Synthetic peptides are easy to synthesize and have a favorable pharmacokinetic profile. In addition, they are used to access biological materials. Peptides can bind biomolecules and amines as well as function as reducing agents and stabilizers.
In order to prepare gold-peptide superstructures, tyrosine-rich short peptides are used. These peptides have high assembling and mineralizing properties. They also exhibit conformationally constrained amino acids that are effective tools to stabilize AuNPs.
A variety of peptide-gold nanocomposites have been reported in the literature. However, the mechanism of their reduction process remains unclear. Hence, the mechanism requires further investigation.

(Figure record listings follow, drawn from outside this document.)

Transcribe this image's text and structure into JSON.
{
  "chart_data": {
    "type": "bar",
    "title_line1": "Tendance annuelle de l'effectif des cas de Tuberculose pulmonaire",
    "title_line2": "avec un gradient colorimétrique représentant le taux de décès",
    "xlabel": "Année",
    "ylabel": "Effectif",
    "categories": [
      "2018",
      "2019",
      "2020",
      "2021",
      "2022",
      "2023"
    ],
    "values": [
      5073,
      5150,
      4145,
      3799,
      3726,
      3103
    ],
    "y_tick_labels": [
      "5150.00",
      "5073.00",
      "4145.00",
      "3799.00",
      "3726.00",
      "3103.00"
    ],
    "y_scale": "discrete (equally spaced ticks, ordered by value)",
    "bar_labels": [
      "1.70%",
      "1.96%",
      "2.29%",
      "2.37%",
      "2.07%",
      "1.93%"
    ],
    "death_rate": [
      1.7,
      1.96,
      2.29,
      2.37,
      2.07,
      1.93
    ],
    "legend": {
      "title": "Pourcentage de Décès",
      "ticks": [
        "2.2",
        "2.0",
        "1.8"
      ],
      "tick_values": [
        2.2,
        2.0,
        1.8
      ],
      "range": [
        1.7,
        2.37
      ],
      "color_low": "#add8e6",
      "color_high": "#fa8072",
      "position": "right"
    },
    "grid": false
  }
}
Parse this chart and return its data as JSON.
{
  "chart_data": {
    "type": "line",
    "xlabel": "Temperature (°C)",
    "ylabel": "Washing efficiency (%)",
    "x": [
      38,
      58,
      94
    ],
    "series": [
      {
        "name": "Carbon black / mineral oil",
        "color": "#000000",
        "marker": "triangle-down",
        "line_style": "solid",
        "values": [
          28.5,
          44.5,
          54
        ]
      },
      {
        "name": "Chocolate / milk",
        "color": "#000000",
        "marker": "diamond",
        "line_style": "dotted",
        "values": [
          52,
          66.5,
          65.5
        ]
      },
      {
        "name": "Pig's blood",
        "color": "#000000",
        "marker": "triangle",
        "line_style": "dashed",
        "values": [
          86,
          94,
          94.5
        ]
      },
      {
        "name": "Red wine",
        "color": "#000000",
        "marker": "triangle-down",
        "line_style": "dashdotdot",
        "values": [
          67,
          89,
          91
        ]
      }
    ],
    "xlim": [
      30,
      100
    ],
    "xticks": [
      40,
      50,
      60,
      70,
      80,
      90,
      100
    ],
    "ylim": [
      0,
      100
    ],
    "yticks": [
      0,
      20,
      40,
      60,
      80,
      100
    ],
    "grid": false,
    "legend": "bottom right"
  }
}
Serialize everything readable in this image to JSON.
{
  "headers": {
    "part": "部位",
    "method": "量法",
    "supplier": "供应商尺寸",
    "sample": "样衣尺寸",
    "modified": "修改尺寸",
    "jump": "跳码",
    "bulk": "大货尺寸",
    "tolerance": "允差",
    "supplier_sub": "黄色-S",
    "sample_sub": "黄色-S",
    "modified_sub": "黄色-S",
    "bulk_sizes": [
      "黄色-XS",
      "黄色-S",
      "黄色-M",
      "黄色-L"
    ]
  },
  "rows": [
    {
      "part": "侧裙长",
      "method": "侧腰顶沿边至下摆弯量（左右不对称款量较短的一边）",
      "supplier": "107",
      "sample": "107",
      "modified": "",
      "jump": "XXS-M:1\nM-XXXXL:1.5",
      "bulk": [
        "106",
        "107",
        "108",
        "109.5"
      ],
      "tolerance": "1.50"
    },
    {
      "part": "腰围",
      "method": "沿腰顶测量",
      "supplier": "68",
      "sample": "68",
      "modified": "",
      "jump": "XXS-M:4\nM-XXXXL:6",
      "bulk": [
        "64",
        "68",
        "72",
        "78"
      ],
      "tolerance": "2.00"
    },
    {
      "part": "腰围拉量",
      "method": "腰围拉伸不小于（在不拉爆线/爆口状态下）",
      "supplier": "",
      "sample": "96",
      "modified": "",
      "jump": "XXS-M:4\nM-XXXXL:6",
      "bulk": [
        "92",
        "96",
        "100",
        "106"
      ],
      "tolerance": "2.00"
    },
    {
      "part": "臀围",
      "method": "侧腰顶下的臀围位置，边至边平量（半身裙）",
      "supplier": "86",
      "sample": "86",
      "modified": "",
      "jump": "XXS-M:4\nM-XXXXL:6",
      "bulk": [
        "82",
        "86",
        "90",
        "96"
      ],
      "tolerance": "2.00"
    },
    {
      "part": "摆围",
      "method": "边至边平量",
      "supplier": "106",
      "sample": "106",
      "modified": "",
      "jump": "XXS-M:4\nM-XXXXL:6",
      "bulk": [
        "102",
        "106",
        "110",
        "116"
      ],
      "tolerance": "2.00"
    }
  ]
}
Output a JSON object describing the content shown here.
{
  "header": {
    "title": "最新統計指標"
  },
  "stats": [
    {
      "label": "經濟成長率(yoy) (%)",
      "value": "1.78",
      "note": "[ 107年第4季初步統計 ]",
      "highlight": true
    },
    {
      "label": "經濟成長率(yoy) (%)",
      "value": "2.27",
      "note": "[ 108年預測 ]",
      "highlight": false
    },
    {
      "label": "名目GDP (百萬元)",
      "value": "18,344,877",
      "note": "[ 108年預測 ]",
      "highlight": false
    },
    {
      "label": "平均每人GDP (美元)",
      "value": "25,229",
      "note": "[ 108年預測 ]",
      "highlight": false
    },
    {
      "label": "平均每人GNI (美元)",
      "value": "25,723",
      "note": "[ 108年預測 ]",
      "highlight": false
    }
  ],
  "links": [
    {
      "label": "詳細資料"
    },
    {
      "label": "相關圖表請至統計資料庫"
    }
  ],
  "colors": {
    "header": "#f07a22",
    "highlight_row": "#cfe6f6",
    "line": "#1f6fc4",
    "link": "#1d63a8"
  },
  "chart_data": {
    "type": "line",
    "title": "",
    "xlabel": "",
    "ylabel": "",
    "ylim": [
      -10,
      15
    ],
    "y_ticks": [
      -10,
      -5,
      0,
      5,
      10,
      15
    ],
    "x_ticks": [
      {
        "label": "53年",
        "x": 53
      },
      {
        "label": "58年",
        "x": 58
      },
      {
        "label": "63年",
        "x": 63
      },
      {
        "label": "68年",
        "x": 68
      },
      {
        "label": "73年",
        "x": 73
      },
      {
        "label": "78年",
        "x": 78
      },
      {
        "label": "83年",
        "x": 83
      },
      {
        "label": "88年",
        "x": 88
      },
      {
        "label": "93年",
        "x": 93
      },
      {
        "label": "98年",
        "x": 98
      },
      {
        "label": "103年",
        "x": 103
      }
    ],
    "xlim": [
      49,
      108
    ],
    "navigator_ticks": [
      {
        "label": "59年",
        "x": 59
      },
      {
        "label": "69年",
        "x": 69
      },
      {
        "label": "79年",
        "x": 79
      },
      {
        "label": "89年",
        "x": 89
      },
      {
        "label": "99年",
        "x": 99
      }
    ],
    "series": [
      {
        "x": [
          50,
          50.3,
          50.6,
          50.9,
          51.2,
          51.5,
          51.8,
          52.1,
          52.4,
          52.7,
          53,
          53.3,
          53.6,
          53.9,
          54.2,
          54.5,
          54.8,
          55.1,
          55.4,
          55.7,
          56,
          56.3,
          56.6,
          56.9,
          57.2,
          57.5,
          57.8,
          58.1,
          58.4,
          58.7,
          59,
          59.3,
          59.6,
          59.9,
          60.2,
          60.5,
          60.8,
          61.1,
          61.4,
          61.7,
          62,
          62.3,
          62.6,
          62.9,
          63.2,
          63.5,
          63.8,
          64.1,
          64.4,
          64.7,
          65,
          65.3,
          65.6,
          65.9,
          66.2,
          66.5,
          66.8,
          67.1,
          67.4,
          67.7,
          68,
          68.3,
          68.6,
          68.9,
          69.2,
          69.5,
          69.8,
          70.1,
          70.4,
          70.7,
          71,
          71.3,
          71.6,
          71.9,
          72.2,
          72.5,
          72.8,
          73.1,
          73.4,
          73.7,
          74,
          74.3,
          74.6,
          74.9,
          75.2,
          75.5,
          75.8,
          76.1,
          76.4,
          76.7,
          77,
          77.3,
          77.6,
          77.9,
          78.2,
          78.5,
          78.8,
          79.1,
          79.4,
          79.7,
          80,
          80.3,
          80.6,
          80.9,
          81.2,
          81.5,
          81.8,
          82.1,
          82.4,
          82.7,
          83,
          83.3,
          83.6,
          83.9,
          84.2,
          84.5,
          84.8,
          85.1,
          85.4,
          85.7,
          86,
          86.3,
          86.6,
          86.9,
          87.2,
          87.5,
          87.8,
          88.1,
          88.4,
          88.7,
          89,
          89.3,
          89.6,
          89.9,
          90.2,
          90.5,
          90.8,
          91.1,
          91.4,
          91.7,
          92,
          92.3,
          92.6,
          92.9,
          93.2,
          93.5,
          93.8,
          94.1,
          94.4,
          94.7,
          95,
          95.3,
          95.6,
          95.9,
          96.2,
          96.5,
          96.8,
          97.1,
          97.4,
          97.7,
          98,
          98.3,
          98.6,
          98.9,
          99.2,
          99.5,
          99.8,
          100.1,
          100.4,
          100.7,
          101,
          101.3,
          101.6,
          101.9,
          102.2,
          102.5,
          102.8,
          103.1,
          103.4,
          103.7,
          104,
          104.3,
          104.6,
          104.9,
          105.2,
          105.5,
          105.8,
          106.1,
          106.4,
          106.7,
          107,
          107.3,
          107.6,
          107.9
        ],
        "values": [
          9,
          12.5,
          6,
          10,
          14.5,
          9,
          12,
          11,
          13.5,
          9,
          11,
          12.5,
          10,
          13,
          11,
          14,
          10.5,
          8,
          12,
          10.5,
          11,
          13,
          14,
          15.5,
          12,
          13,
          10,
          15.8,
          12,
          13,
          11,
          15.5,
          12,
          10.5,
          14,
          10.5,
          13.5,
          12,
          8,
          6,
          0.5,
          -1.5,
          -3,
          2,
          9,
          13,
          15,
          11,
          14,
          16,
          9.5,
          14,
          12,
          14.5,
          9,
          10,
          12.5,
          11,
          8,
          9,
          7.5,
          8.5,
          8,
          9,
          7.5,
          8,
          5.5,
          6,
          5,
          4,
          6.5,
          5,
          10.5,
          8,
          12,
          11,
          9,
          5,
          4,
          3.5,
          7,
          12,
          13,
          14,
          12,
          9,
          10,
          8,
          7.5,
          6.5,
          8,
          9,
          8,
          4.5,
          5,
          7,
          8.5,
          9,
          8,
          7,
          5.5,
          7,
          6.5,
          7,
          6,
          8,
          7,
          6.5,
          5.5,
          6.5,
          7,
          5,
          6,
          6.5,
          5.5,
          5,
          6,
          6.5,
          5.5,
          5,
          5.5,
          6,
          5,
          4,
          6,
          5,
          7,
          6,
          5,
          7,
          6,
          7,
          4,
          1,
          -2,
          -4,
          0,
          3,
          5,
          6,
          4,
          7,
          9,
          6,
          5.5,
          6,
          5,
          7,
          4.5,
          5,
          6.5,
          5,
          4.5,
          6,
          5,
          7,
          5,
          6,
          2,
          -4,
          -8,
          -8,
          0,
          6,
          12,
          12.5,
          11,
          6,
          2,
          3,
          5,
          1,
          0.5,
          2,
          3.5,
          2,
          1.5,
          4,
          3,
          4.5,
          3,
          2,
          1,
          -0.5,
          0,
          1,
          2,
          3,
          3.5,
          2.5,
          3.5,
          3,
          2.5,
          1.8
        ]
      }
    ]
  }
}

One possible mechanism is the interaction between the gold nanoparticles and the lysine amino acids. As a result, the peptides can hold the nanoparticles in the nanofibers. Another mechanism is electrostatic interactions between the components. For example, the peptides can act as an electrostatic capping and stabilizing agent, and the gold nanoparticles can be reduced.
Gold nanoparticles are typically face-centered cubic in nature. They have a consistent d-spacing. Their average size is 5.16 nm. UV-Vis spectroscopy and EDS characterizations confirm the presence of gold elements on the nanoparticle surface. FTIR spectroscopy and XPS have also been used to study their specific interactions with the peptide.